David Cunliffe is a leading New Zealand Member of Parliament.
The son of an Anglican minister, David Cunliffe was born in 1963 in Te Aroha. His earliest memories are of growing up in the vicarage of the small Waikato town. The Cunliffes later moved to Te Kuiti, then south to Pleasant Point in Canterbury when he was 10.
In Pleasant Point his father became active in the Labour Party and sparked Cunliffee’s interest in politics. As a teenager, he worked evenings and weekends in a fish and chip shop, mucking out pig pens, ploughing fields and rousing for a shearing gang.
Cunliffe won a scholarship to study the International Baccalaureate at the United World College of the Atlantic in Wales. He studied politics at the University of Otago, where he was a member of the Otago University Debating Society, and gained a Bachelor of Arts with first-class honours.

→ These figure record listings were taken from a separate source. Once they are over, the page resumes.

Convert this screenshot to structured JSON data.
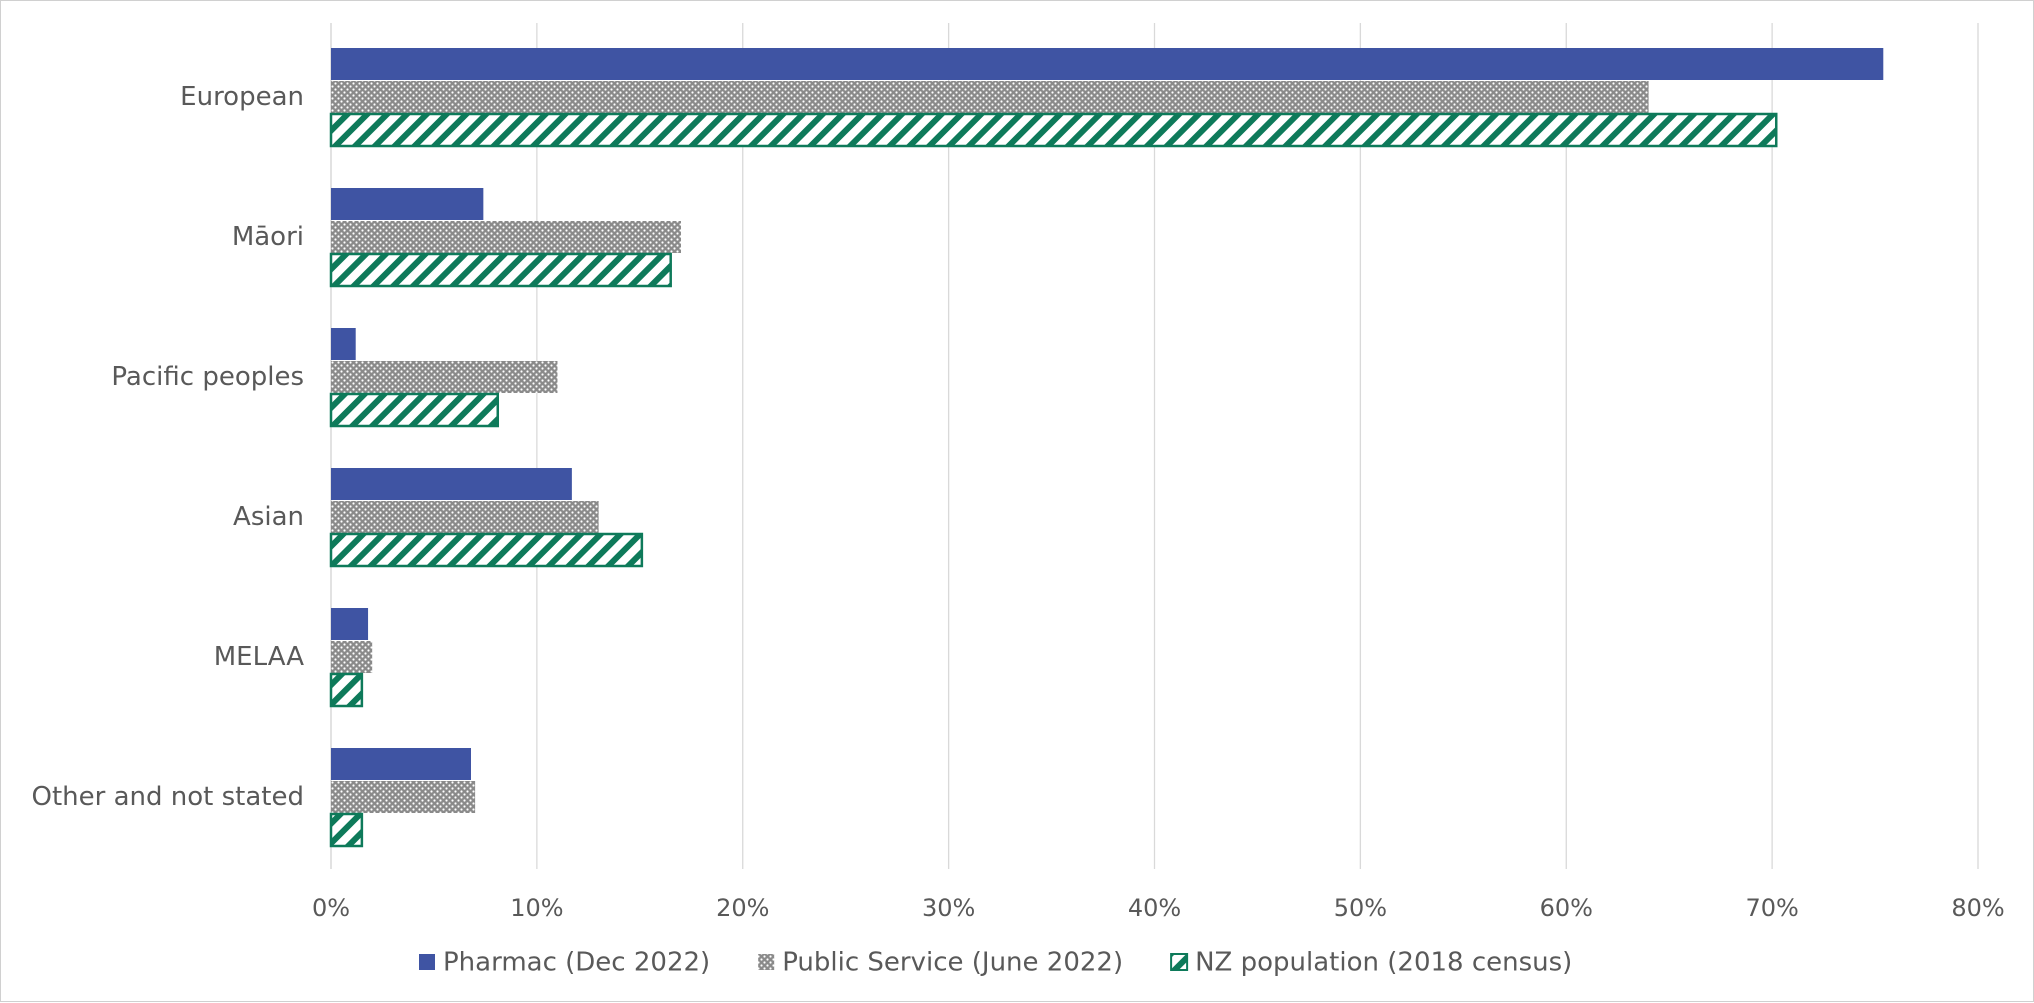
{
  "chart_data": {
    "type": "bar",
    "orientation": "horizontal",
    "categories": [
      "European",
      "Māori",
      "Pacific peoples",
      "Asian",
      "MELAA",
      "Other and not stated"
    ],
    "series": [
      {
        "name": "Pharmac (Dec 2022)",
        "color": "#3f54a3",
        "pattern": "solid",
        "values": [
          75.4,
          7.4,
          1.2,
          11.7,
          1.8,
          6.8
        ]
      },
      {
        "name": "Public Service (June 2022)",
        "color": "#8a8a8a",
        "pattern": "dots",
        "values": [
          64.0,
          17.0,
          11.0,
          13.0,
          2.0,
          7.0
        ]
      },
      {
        "name": "NZ population (2018 census)",
        "color": "#0e7a5a",
        "pattern": "diagonal-stripes",
        "values": [
          70.2,
          16.5,
          8.1,
          15.1,
          1.5,
          1.5
        ]
      }
    ],
    "xlim": [
      0,
      80
    ],
    "xticks": [
      "0%",
      "10%",
      "20%",
      "30%",
      "40%",
      "50%",
      "60%",
      "70%",
      "80%"
    ],
    "xtick_values": [
      0,
      10,
      20,
      30,
      40,
      50,
      60,
      70,
      80
    ],
    "grid": true,
    "legend_position": "bottom",
    "title": "",
    "xlabel": "",
    "ylabel": ""
  }
}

In 1987 David Cunliffe became a diplomat for the Ministry of Foreign Affairs and Trade and was posted to Washington DC from 1990 to 1994. He continued studying during this time, gaining a Diploma in Social Sciences in economics with distinction from Massey University. He held a Fulbright Scholarship at Harvard University’s John F Kennedy School of Government in 1994-1995, earning a Master of Public Administration. David then worked as a management consultant with The Boston Consulting Group in Auckland from 1995 to 1999, when he decided to run for Labour in the seat of Titirangi, which became the New Lynn electorate the following election.
During his first term, Cunliffe chaired the Commerce Select Committee and also sat on the Finance and Expenditure, and Regulations Review select committees. In 2003 he was appointed to Cabinet as Minister of State and Associate Minister of Finance; Revenue; and Communications and Information Technology. In 2004, he became Minister for Communications and Information Technology. He went on to become Minister of Immigration and later Minister of Health. As Minister for Communications and Information Technology he forced Telecom to unbundle its local loop monopoly. 
"Socialism's not a word that I use"
MICHAEL David Cunliffe, we've seen that John Key has talked to the British Conservative Party recently. Helen Clark had a very close relationship with the British Labour Party. Is that something you're keen to continue with?
CUNLIFFE Certainly keen to continue good relationships with sister parties. We see quite a lot of the Australian Labor Party. We will have contact with the American Democrats and with the British Labour Party.
MICHAEL Ed Miliband in particular said there's going to be a return to socialism, that he's bringing it back. Is that a policy; is that a line you are going to take?
CUNLIFFE I've said in the primary race repeatedly that a Labour Party that I lead would be a true red Labour Party, be very clear about its social democratic roots and its social democratic agenda. We want to give the 800,000 people that could not be bothered getting out of bed to vote in the last election a reason to vote, and it will be because it is in their and their families' interests to do so.
MICHAEL Will socialism get those 800,000 people out to vote?
CUNLIFFE Socialism's not a word that I use. I say social democracy because I don't think the government needs to own all the means of production. That's not our intention. But we will be there for ordinary New Zealanders, and we will make a change for the better in their lives. That we guarantee.